Allow passing options hash to authorize_action_for, like authorize_action_for(@llama, :sporting => @hat_style).

v2.1.0

Allow passing options hash, like current_user.can_create?(Comment, :for => @post).

v2.0.1

Documentation and test cleanup.

v2.0.0

  • Breaking change: models now assume their authorizer is ApplicationAuthorizer unless told otherwise. Generator creates a blank ApplicationAuthorizer.

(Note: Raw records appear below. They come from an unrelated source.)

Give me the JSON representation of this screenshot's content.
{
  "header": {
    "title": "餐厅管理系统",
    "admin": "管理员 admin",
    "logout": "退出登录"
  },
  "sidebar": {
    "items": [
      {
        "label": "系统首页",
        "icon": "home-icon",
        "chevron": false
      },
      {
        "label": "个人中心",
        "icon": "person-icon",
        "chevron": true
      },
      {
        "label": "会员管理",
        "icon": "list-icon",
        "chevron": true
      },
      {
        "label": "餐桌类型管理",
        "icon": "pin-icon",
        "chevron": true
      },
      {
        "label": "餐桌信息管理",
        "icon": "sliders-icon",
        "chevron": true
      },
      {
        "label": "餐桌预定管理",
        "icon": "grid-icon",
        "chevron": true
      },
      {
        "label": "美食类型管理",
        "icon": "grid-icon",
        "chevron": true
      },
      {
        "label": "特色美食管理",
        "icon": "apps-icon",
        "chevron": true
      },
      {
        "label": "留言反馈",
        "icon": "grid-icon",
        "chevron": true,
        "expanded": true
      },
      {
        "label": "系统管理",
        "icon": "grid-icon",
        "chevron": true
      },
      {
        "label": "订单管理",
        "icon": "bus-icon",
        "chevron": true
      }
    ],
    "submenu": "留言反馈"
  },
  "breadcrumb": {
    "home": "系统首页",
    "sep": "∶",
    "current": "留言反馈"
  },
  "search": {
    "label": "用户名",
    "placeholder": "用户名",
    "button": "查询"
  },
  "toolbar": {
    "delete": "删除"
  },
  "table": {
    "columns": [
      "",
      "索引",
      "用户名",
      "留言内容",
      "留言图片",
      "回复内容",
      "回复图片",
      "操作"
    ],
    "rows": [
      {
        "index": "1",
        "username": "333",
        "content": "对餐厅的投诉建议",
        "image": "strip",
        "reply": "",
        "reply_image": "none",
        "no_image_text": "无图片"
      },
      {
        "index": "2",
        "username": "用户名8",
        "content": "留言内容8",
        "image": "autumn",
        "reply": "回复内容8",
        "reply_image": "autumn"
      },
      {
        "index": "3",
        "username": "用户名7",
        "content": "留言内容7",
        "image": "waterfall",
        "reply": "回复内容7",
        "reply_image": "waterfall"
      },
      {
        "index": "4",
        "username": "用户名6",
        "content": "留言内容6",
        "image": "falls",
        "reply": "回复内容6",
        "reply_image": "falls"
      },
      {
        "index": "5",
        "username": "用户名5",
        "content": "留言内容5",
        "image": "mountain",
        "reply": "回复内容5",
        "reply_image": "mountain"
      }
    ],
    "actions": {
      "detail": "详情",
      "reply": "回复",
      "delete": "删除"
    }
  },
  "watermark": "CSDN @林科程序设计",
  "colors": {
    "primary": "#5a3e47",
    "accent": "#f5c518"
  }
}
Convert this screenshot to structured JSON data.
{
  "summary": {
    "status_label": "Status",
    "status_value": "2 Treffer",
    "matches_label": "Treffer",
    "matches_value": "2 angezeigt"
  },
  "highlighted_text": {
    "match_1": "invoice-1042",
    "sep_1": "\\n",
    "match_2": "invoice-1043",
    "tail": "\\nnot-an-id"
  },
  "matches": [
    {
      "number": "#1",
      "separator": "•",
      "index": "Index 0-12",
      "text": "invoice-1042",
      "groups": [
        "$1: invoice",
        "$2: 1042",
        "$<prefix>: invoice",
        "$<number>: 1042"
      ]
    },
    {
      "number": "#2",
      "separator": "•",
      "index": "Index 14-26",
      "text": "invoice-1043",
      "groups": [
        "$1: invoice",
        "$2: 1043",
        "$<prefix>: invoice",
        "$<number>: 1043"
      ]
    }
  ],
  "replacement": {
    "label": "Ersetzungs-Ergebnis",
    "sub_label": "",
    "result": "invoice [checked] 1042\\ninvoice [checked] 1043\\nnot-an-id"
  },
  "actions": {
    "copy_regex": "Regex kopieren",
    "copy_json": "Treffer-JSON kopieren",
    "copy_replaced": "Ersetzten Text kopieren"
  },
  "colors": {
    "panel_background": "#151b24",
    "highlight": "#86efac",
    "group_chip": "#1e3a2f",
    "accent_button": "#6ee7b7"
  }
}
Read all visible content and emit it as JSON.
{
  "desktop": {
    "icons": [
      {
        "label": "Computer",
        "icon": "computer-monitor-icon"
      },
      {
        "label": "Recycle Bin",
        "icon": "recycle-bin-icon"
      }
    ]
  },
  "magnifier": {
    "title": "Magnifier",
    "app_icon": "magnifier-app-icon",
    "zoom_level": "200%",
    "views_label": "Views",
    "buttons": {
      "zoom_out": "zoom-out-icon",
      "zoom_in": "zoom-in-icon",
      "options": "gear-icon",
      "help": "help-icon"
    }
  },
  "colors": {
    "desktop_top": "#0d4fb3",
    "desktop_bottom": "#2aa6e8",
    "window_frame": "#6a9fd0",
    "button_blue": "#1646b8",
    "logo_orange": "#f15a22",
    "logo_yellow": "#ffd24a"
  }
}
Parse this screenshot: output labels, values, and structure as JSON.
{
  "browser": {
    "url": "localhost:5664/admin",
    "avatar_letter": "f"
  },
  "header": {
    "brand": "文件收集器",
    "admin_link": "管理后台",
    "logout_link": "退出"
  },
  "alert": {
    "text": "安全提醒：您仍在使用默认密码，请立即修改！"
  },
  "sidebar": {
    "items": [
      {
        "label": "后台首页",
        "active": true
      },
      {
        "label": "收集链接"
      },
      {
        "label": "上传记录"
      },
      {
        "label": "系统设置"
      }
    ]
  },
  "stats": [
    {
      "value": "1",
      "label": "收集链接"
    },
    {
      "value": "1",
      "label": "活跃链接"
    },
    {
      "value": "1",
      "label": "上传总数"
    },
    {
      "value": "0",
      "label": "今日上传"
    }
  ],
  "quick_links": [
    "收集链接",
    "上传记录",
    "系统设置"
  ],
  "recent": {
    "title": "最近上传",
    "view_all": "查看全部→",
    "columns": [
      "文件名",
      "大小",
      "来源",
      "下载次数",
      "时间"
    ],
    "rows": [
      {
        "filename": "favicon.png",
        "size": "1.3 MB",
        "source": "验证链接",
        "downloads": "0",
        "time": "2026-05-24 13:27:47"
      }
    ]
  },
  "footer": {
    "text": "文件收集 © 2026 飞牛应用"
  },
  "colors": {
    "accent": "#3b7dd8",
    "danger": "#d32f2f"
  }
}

This, combined with the change in v1.1.0, makes the default_strategy proc obsolete in favor of straightforward inheritance of a default method, so support for config.default_strategy is removed.
  • Added accessors to Authority::SecurityViolation for user, action and resource, for use in custom security violation handlers.

v1.1.0

  • Added Authority::Authorizer.default class method which is called before the default_strategy proc and delegates to that proc. This can be overridden per authorizer.

v1.0.0

  • Added config.security_violation_handler so users can specify which controller method to use when rescuing SecurityViolations
  • Removed generator to make blank authorizers. On further consideration, one authorizer per model is counterproductive for most use cases, and I'd rather not encourage misuse.

v1.0.0.pre4

Added generator to make blank authorizers. See rails g authority:authorizers --help.

v1.0.0.pre3

  • Rename controller methods (again):
    • authorize_actions_on => authorize_actions_for
    • authorize_action_on => authorize_action_for
  • Cleaned up authorize_action_for to only accept a resource argument (the current user is determined by authority_user)

v1.0.0.pre2

Rename controller methods:

  • check_authorization_on => authorize_actions_on
  • check_authorization_for => authorize_action_on

v1.0.0.pre1

  • Renamed config.authority_actions to config.controller_action_map.